It’s here that personally knowing the settlor can benefit the trustee in making those decisions. Millich recommends meeting annually with a trustee to review the document to ensure it’s up to snuff.

“The first argument is always, ‘So-and-so would have wanted me to have the money,’ ” he says. “The more I get to know So-and-so, the more accurate I can be in saying I know what he wanted.”

As with all end-of-life planning, trust officers recommend starting as early possible. Most common, though, is they see clients come in to have the initial discussion at one of two times. First, when the family grows with the addition of a child or grandchild or, second, when a friend or family member gets sick or dies.
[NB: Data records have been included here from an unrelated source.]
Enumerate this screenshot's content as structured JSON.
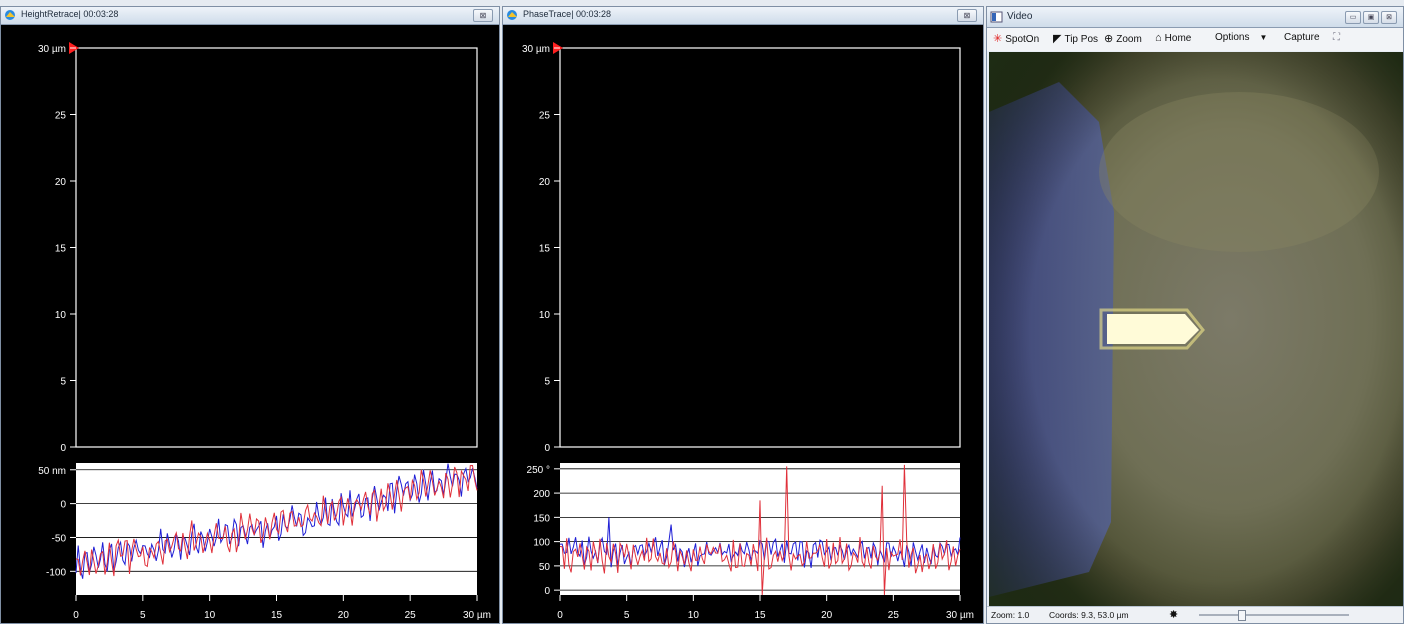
{
  "height_window": {
    "title": "HeightRetrace| 00:03:28",
    "close_label": "⊠",
    "image_y_ticks": [
      "30 µm",
      "25",
      "20",
      "15",
      "10",
      "5",
      "0"
    ],
    "profile_y_ticks": [
      "50 nm",
      "0",
      "-50",
      "-100"
    ],
    "x_ticks": [
      "0",
      "5",
      "10",
      "15",
      "20",
      "25",
      "30 µm"
    ]
  },
  "phase_window": {
    "title": "PhaseTrace| 00:03:28",
    "close_label": "⊠",
    "image_y_ticks": [
      "30 µm",
      "25",
      "20",
      "15",
      "10",
      "5",
      "0"
    ],
    "profile_y_ticks": [
      "250 °",
      "200",
      "150",
      "100",
      "50",
      "0"
    ],
    "x_ticks": [
      "0",
      "5",
      "10",
      "15",
      "20",
      "25",
      "30 µm"
    ]
  },
  "video_window": {
    "title": "Video",
    "toolbar": {
      "spoton": "SpotOn",
      "tip_pos": "Tip Pos",
      "zoom": "Zoom",
      "home": "Home",
      "options": "Options",
      "capture": "Capture"
    },
    "status": {
      "zoom": "Zoom: 1.0",
      "coords": "Coords: 9.3, 53.0 µm"
    },
    "slider_value": 0.28
  },
  "colors": {
    "trace": "#1f1fd6",
    "retrace": "#e0303a",
    "marker": "#ff2020",
    "tip": "#fffbd8"
  },
  "chart_data": [
    {
      "type": "line",
      "name": "HeightRetrace profile",
      "x_range": [
        0,
        30
      ],
      "y_range": [
        -135,
        60
      ],
      "y_ticks": [
        50,
        0,
        -50,
        -100
      ],
      "grid": true,
      "series": [
        {
          "color": "blue",
          "pattern": "oscillating",
          "x": [
            0,
            5,
            10,
            15,
            20,
            25,
            30
          ],
          "center": [
            -90,
            -70,
            -50,
            -35,
            -10,
            20,
            40
          ],
          "amplitude": 28
        },
        {
          "color": "red",
          "pattern": "oscillating",
          "x": [
            0,
            5,
            10,
            15,
            20,
            25,
            30
          ],
          "center": [
            -90,
            -70,
            -50,
            -35,
            -10,
            20,
            40
          ],
          "amplitude": 30
        }
      ]
    },
    {
      "type": "line",
      "name": "PhaseTrace profile",
      "x_range": [
        0,
        30
      ],
      "y_range": [
        -10,
        262
      ],
      "y_ticks": [
        250,
        200,
        150,
        100,
        50,
        0
      ],
      "grid": true,
      "series": [
        {
          "color": "blue",
          "pattern": "oscillating",
          "baseline": 80,
          "amplitude": 35,
          "spikes": [
            {
              "x": 3.7,
              "y": 150
            },
            {
              "x": 8.4,
              "y": 135
            }
          ]
        },
        {
          "color": "red",
          "pattern": "oscillating",
          "baseline": 70,
          "amplitude": 40,
          "spikes": [
            {
              "x": 15,
              "y": 185
            },
            {
              "x": 17,
              "y": 255
            },
            {
              "x": 24.2,
              "y": 215
            },
            {
              "x": 25.9,
              "y": 258
            },
            {
              "x": 15.1,
              "y": -10
            },
            {
              "x": 24.4,
              "y": -10
            }
          ]
        }
      ]
    }
  ]
}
“I see it, at the earliest, when a couple is starting a family,” says Home Savings’ chief trust officer, John Prelac. “They realize that they’d like to have a trust to hold that money for the benefit of their children if there’s a tragedy.”
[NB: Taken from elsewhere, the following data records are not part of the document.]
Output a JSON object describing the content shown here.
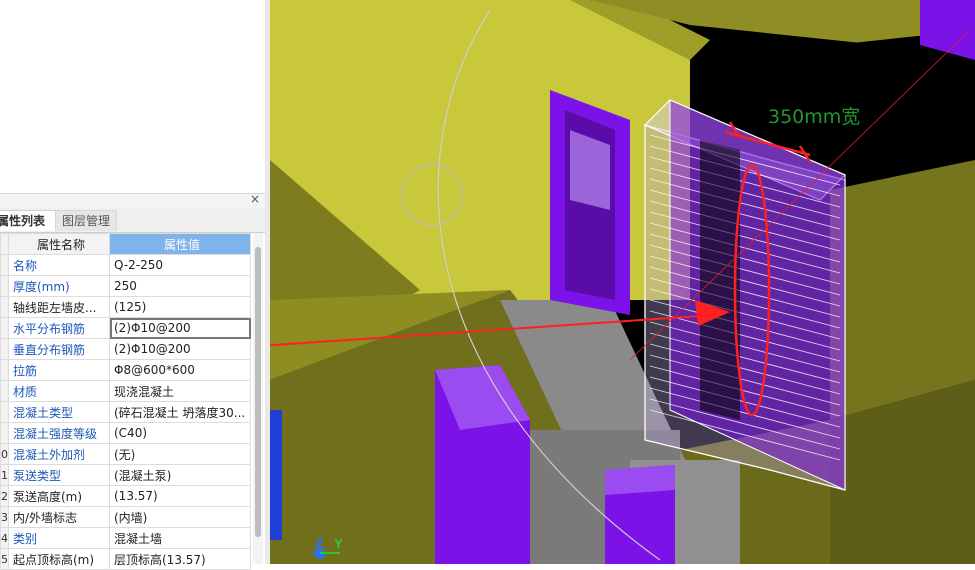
{
  "tabs": {
    "properties": "属性列表",
    "layers": "图层管理"
  },
  "dock": {
    "close_glyph": "×"
  },
  "table": {
    "header_name": "属性名称",
    "header_value": "属性值",
    "rows": [
      {
        "num": "",
        "name": "名称",
        "value": "Q-2-250",
        "link": true
      },
      {
        "num": "",
        "name": "厚度(mm)",
        "value": "250",
        "link": true
      },
      {
        "num": "",
        "name": "轴线距左墙皮...",
        "value": "(125)",
        "link": false
      },
      {
        "num": "",
        "name": "水平分布钢筋",
        "value": "(2)Φ10@200",
        "link": true
      },
      {
        "num": "",
        "name": "垂直分布钢筋",
        "value": "(2)Φ10@200",
        "link": true
      },
      {
        "num": "",
        "name": "拉筋",
        "value": "Φ8@600*600",
        "link": true
      },
      {
        "num": "",
        "name": "材质",
        "value": "现浇混凝土",
        "link": true
      },
      {
        "num": "",
        "name": "混凝土类型",
        "value": "(碎石混凝土 坍落度30...",
        "link": true
      },
      {
        "num": "",
        "name": "混凝土强度等级",
        "value": "(C40)",
        "link": true
      },
      {
        "num": "0",
        "name": "混凝土外加剂",
        "value": "(无)",
        "link": true
      },
      {
        "num": "1",
        "name": "泵送类型",
        "value": "(混凝土泵)",
        "link": true
      },
      {
        "num": "2",
        "name": "泵送高度(m)",
        "value": "(13.57)",
        "link": false
      },
      {
        "num": "3",
        "name": "内/外墙标志",
        "value": "(内墙)",
        "link": false
      },
      {
        "num": "4",
        "name": "类别",
        "value": "混凝土墙",
        "link": true
      },
      {
        "num": "5",
        "name": "起点顶标高(m)",
        "value": "层顶标高(13.57)",
        "link": false
      }
    ]
  },
  "viewport": {
    "annotation_label": "350mm宽",
    "axis_z": "Z",
    "axis_y": "Y",
    "colors": {
      "yellow_wall": "#c8c83a",
      "purple_column": "#7b12e8",
      "annotation_red": "#ff2020",
      "annotation_green": "#1e9a2d"
    }
  }
}
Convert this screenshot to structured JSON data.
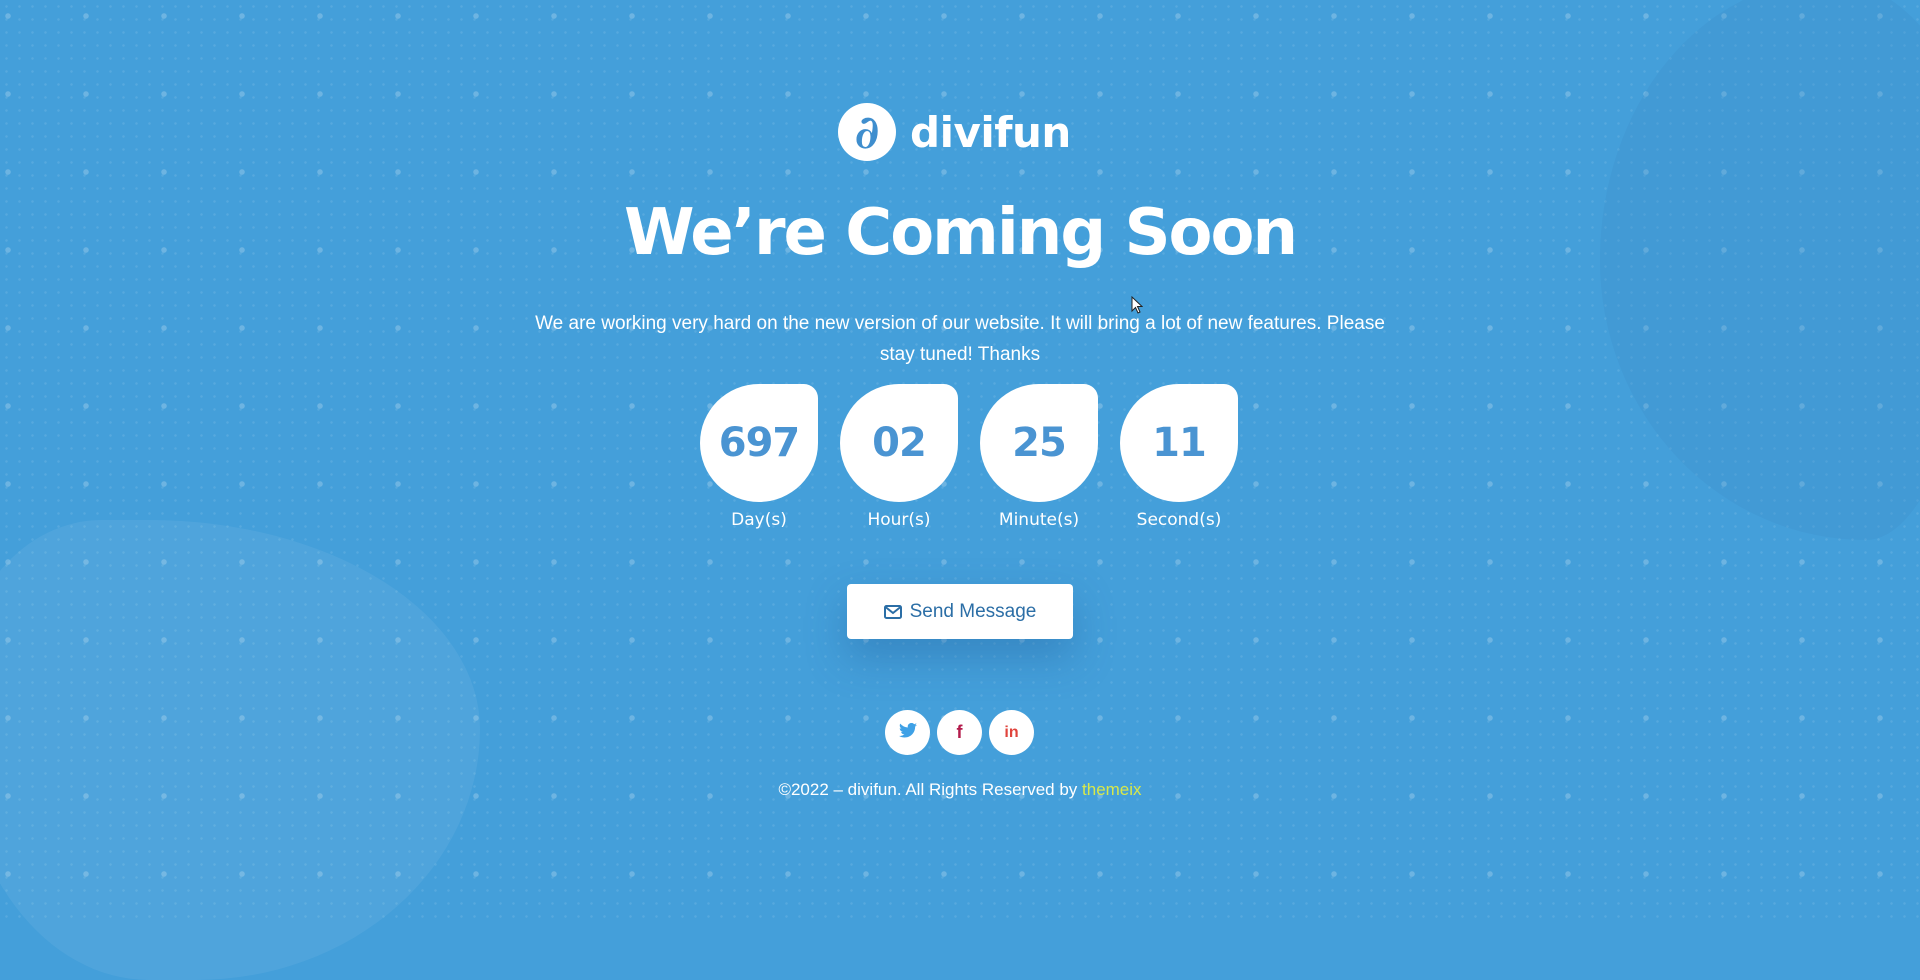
{
  "brand": {
    "logo_glyph": "∂",
    "name": "divifun"
  },
  "hero": {
    "title": "We’re Coming Soon",
    "description": "We are working very hard on the new version of our website. It will bring a  lot of new features. Please stay tuned! Thanks"
  },
  "countdown": [
    {
      "value": "697",
      "label": "Day(s)"
    },
    {
      "value": "02",
      "label": "Hour(s)"
    },
    {
      "value": "25",
      "label": "Minute(s)"
    },
    {
      "value": "11",
      "label": "Second(s)"
    }
  ],
  "cta": {
    "icon": "envelope-icon",
    "label": "Send Message"
  },
  "socials": [
    {
      "icon": "twitter-icon",
      "glyph": "t",
      "color": "#3fa1e6"
    },
    {
      "icon": "facebook-icon",
      "glyph": "f",
      "color": "#b41c4c"
    },
    {
      "icon": "linkedin-icon",
      "glyph": "in",
      "color": "#e0443c"
    }
  ],
  "footer": {
    "text": "©2022 – divifun. All Rights Reserved by ",
    "link_label": "themeix",
    "link_color": "#d8e84a"
  },
  "theme": {
    "background": "#449fda",
    "accent": "#4a94d2"
  }
}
The length of creating a trust varies from trust to trust because some settlors go through every investment and asset and leave them to dozens of beneficiaries while others leave their lists sparse with just a few beneficiaries. With that in mind, Huntington’s Sabine warns against trying to make the trust perfect on the first draft.
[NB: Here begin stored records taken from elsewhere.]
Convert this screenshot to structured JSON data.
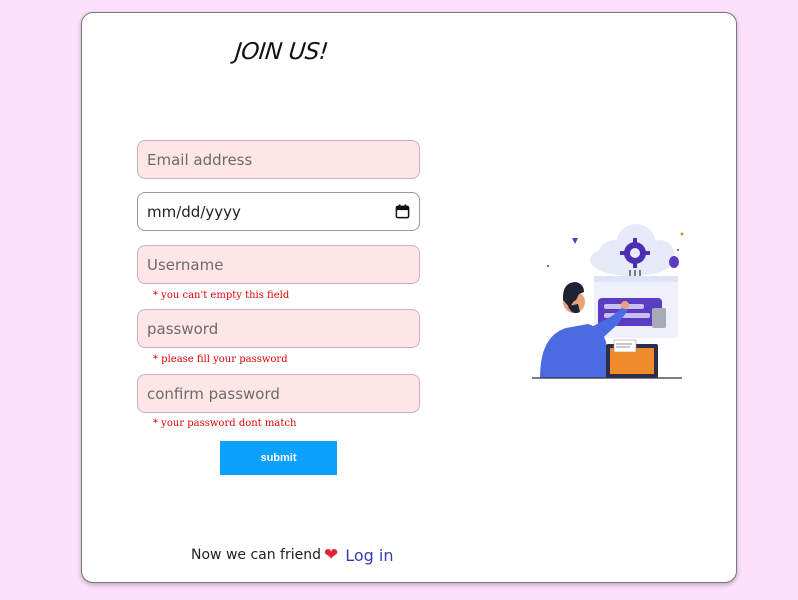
{
  "form": {
    "title": "JOIN US!",
    "email_placeholder": "Email address",
    "date_value": "mm/dd/yyyy",
    "username_placeholder": "Username",
    "username_error": "* you can't empty this field",
    "password_placeholder": "password",
    "password_error": "* please fill your password",
    "confirm_placeholder": "confirm password",
    "confirm_error": "* your password dont match",
    "submit_label": "submit"
  },
  "footer": {
    "text": "Now we can friend",
    "heart": "❤",
    "login_label": "Log in"
  },
  "colors": {
    "page_bg": "#fde0fb",
    "input_bg": "#ffe6e6",
    "submit_bg": "#0aa1ff",
    "error": "#e00000",
    "link": "#3a3ab0"
  },
  "icons": [
    "calendar-icon",
    "heart-icon",
    "cloud-settings-illustration"
  ]
}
“Perfect is the enemy of good and many people wait a very long time trying to make the most ideal decision when a good decision at the moment is more important to move the process along,” he says. “You are allowed to change your mind.”

But all note that trusts are by and large dynamic documents and that the first iteration is rarely the one that takes effect, one of the misunderstandings their clients occasionally have. Another misunderstanding is that putting assets into a trust protects them from the estate tax – only an irrevocable trust can do that, and even then it has stipulations, Prelac says – and just whom trusts are for.

“Trusts are not just for the super-wealthy. It’s really a life management tool that can be used in a lot of different ways,” Sabine says. “Setting up the trust really does give the person the opportunity to do a complete inventory and get a complete understanding of things.”